Now look at that first mandatory minimum sentence again: It means that anyone who grows six marijuana plants with the intention of sharing even a single joint with a friend will be guilty of an offence punishable with a mandatory minimum sentence of six months in jail.

And remember the phrase "real property that belongs to a third party"? That's what a rented apartment is. Imagine a university student living in a rented apartment with her boyfriend, suggests University of Toronto criminologist Tony Doob. She grows a single marijuana plant. She rolls a joint for her and her boyfriend. And just like that she's a "trafficker" subject to a mandatory minimum sentence of nine months in jail.

Are these outcomes simple, clear, and predictable? Hardly. They're shocking as hell. But mandatory minimums have a nasty tendency to do that.
He argues mandatory minimum sentencing has no deterrent effect. I'm not familiar with that literature, but mandatory minimums in the form of three-strikes legislation have substantial deterrence effects. They just may not be worth the candle.

Gardner nails one other point though:
But mandatory minimums don't actually do away with discretion.

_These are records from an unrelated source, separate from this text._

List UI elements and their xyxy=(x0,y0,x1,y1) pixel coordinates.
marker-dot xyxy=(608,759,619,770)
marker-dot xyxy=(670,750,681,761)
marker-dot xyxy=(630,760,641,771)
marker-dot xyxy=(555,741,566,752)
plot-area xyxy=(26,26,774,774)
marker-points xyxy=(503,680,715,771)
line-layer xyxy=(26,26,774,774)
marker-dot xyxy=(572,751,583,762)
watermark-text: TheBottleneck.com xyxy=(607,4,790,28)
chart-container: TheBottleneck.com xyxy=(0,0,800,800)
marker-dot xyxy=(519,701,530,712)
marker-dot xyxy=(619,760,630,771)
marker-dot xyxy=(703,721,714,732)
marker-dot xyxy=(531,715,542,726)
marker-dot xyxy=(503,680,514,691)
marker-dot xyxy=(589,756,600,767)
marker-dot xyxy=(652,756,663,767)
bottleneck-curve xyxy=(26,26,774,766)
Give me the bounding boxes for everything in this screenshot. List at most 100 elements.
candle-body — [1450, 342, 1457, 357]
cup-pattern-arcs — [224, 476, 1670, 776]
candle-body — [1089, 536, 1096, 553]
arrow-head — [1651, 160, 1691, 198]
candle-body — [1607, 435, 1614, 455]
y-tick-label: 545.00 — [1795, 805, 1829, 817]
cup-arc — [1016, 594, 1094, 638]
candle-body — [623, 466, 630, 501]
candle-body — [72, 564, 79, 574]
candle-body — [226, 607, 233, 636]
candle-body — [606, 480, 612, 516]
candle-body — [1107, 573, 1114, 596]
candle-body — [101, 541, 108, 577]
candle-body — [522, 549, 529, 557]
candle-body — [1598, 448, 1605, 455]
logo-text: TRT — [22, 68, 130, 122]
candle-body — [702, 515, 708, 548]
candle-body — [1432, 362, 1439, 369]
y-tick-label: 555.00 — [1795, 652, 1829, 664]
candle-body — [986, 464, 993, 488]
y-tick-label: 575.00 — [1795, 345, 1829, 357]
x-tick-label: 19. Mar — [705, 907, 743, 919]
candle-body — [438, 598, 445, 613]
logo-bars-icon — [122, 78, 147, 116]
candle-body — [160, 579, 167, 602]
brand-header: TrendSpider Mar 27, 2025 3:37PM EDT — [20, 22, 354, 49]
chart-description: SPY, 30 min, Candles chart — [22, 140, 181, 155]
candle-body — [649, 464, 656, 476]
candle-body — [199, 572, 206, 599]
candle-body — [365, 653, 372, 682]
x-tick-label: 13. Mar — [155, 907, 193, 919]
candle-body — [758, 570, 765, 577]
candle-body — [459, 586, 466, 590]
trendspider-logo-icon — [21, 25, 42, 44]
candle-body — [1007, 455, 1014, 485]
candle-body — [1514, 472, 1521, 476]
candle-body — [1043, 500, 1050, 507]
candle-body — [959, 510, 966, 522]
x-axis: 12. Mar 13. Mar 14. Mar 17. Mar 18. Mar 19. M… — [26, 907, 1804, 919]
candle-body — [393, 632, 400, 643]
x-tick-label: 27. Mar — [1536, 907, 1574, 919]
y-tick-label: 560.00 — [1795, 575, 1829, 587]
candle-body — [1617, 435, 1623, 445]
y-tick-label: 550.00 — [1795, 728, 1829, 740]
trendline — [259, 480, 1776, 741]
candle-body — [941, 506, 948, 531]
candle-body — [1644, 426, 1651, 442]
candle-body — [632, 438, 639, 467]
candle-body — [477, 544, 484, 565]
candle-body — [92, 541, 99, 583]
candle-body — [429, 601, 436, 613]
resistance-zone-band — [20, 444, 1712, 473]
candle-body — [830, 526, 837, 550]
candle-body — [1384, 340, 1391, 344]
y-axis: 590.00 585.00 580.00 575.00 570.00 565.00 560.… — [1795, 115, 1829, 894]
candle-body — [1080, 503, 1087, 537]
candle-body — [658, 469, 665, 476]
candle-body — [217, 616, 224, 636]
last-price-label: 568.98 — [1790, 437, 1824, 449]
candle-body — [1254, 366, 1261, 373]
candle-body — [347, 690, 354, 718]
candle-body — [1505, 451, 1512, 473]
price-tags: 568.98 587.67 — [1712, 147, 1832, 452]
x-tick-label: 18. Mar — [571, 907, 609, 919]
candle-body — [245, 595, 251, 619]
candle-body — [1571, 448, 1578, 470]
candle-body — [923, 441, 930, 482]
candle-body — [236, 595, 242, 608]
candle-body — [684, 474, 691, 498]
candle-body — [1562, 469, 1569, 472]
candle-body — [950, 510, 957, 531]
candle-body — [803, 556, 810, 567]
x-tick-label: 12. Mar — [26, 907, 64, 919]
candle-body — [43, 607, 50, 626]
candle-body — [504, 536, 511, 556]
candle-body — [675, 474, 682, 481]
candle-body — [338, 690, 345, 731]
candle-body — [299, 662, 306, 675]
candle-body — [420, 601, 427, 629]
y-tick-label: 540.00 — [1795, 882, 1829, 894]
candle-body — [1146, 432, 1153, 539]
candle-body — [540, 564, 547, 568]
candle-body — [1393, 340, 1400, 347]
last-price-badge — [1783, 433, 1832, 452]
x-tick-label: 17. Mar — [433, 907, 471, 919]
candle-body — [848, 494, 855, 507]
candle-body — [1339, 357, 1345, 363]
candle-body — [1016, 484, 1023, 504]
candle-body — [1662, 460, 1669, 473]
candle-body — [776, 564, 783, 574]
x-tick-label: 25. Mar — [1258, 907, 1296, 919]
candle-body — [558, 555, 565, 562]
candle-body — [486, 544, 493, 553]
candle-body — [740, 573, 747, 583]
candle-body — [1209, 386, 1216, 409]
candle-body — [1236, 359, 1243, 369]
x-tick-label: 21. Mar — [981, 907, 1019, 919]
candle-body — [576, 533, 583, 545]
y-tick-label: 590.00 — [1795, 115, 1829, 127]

They merely transfer it from judges, by restricting their ability to choose the sentence, to prosecutors, who choose the charge. The system is still ambiguous, uncertain, and unpredictable. It's just ambiguous, uncertain, and unpredictable in a different way.
Discretion lets prosecutors extract plea bargains to lesser charges from risk-averse defendants facing ridiculous minimum sentencing if convicted.